When the author realizes what her book means

Often an author doesn’t know what a novel is really about, what it means. That’s up to the reader. When writing it, the author is focusing on the story – the plot, the characters, the language, the setting.
I began writing ‘Midnight at Spanish Gardens’ initially because the setting so intrigued me.
Spanish Gardens was a real place, a restaurant near my university with a particular magic. It never seemed to change, and even after it was physically gone it remained young and changeless in the hearts and memories of those who left memories of love and laughter inside it. It had always seemed – even then, but all the more during the times that I recalled it to mind while writing the book – something of a true “dimension portal” through which it was possible to step back and forth in space and time and somehow always return to what was the core of you, the truth of you, your own true self.
And then I got suddenly and inexplicably sidetracked by a song from the early Eighties. I hadn’t through about it for years, barely remembered it at all, and yet somehow its long-forgotten lyrics swam up to haunt me – and I realized that this, distilled into a nutshell, is really what “Midnight at Spanish Gardens” is all about.
The memory of love.
Midnight at Spanish Gardens coverIn Spanish Gardens, five friends meet in the cafe where they had celebrated their college graduation 20 years before. They reminisce – and reveal long-held and disturbing secrets about their dysfunctional lives. Each friend in turn is given a startling choice by an enigmatic bartender named Ariel — a chance to live a completely different life and later decide which life they will continue to live.
They are given a chance to shrug off the burdens which they think they are carrying – the petty selfishness, the betrayals, the losses, the frustrations, the anger, the incipient apathy of just accepting that ‘that’s the way things are’ and ceasing to fight against the current – and to start again, anew, with new lives and new visions and new potential. … except… except… except…
The questions and the secrets pile up like snowdrifts. Is anything really going to change if you shuck off this skin and wear another, so very similar? Is it possible to live a life without burden or drama? Do you WANT to?
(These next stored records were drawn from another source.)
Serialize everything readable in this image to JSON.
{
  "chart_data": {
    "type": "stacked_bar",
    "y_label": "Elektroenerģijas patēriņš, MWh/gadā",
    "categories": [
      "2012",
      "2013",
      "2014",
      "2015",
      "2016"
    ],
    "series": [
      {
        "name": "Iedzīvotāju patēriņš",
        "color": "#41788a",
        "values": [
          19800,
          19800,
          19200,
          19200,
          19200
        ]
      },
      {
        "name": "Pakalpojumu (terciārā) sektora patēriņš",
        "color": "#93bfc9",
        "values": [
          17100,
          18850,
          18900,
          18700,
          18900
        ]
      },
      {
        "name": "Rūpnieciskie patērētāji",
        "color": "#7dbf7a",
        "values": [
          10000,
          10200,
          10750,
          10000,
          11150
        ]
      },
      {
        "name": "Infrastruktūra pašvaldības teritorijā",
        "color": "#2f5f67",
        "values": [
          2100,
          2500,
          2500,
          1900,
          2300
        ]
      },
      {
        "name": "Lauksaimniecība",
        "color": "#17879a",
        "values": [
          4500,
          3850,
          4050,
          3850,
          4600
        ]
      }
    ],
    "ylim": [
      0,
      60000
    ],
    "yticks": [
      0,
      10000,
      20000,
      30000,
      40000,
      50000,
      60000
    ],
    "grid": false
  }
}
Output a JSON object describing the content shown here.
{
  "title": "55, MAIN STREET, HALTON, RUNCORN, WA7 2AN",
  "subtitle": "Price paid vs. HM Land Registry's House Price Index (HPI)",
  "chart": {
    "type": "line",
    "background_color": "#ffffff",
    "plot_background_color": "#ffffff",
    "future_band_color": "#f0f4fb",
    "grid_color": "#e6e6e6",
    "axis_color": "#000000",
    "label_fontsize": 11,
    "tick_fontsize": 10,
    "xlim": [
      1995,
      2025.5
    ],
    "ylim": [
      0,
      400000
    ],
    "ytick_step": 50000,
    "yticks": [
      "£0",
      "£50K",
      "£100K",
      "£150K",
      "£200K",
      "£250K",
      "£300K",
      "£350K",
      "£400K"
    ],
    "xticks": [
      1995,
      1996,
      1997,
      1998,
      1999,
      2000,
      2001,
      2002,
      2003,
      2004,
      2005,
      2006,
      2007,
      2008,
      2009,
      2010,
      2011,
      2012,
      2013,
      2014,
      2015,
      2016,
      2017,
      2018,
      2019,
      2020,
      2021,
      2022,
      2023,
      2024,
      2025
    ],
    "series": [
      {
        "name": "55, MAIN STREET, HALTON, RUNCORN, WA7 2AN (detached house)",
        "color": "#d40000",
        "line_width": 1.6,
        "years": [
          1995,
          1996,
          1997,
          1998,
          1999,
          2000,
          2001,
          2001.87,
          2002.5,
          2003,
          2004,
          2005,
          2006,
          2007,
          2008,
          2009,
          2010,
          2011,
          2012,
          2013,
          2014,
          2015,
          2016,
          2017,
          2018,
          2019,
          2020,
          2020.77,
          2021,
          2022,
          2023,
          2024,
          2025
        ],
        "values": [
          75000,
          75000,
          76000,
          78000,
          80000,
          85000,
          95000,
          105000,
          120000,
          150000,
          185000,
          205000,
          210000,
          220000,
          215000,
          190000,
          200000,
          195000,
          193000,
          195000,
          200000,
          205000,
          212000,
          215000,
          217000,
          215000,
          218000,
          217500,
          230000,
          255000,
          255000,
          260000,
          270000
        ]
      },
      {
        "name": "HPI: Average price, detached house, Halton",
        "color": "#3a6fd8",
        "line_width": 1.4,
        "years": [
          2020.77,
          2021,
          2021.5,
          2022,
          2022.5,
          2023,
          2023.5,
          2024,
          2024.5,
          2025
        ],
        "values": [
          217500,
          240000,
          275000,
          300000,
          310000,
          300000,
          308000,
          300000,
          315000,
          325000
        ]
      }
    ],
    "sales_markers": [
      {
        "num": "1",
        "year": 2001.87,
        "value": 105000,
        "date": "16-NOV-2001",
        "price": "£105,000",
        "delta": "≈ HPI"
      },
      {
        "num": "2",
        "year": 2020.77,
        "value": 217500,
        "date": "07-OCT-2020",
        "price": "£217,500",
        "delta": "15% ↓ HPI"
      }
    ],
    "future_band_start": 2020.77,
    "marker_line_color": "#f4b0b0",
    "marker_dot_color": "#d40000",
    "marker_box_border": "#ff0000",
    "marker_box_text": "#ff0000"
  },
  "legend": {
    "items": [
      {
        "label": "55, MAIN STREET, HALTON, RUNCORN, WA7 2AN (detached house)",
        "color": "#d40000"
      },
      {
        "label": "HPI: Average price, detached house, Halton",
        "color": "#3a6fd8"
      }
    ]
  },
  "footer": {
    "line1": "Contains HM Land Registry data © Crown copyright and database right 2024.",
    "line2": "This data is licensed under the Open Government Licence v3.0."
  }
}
And one way or another every one of these five characters finds themselves tangled in memories of love.
I had not realized it at the time I was writing the book – I am barely piecing it together now, myself – but looking at the lives that my characters have been given to choose from it all comes down to this. To love.
Sure, leavened with a heap of other things – but to love.
John’s life was shaped by the twisted heart of it (born of a selfish, overbearing father and a ‘concubine’, betrayed by his ‘parents’ and never really knowing his true mother; giving his heart to the young patients in the ward where a young doctor’s heart could only be shredded; loving a woman who never knew it, and never loved him back (in one lifetime) or whom he drove away because of his life’s circumstances (in another); finding a dream in which to pour his passion, and to do his best to try and save a world which is so often beyond saving…)
Olivia’s life was blighted by it (loss of her brother to war and her family to the aftermath of that loss; betrayal by the man she loved and her best friend; marriage to someone who was a temporary sanctuary, someone in whose shadow she could shelter and be spoiled and thus believe that she was loved – but finding out that this is not what love is; finding, at last, an understanding of what lies underneath and the true partner and companion of her life, but having to give up EVERYTHING that she knew and she was to do that…)
Quincey was so trammeled — married young, had children, widowed, remarrying the wrong man, finding the strength to leave him behind, pouring her love and her life into the children she was left to raise and who frustrate her in equal measure to her unqualified adoration of them. And then finding out, in the alternate lifetime, just how much passion she was truly capable of, and having to face a choice between a soulmate and those children she had borne to men who had never been that,
Simon, so wounded by it (his response to pain was to build a wall around himself so high that nobody could get inside it, and filled the void within with ambition, and dreams, and self-sufficiency, and loneliness, and selfishness, and selflessness, and ambivalence and confusion; being told once, by a lover, that all he ever did in life was travel through it in a train into which he would occasionally invite transient companions but off of which he would never step because that meant loving something hard enough not to want to let it go and he may have rendered himself incapable of doing that – until the moment that he realizes that he did not, and that the memory of love was strong enough to recall him to himself…)
Ellen, frightened by it, fatally lured by it (wanting it badly, reaching for it, and then running when it came to close, became too real – finally resorting to stealing what she thought she could not legitimately have – living with regrets in every lifetime she could ever have laid claim to…)
Five people, set adrift without a map back to a safe mooring place, alone in a skiff on a dark ocean. All of them somehow scarred by the lives they had led, all of them, in the end, somehow… alone.
They met in a place called Spanish Gardens, in a place where only truth can be told, and only the strongest memories can be held on to.
And they remembered… love.
That’s why I remembered that old song and realized the memory of love will bring you home
That is what I leave my readers with, a glimpse beyond the veil. Lift it, glance beyond; live life, dream dreams, seek happiness, heal wounds, have adventures.
And then remember. And let the memory of love bring you home.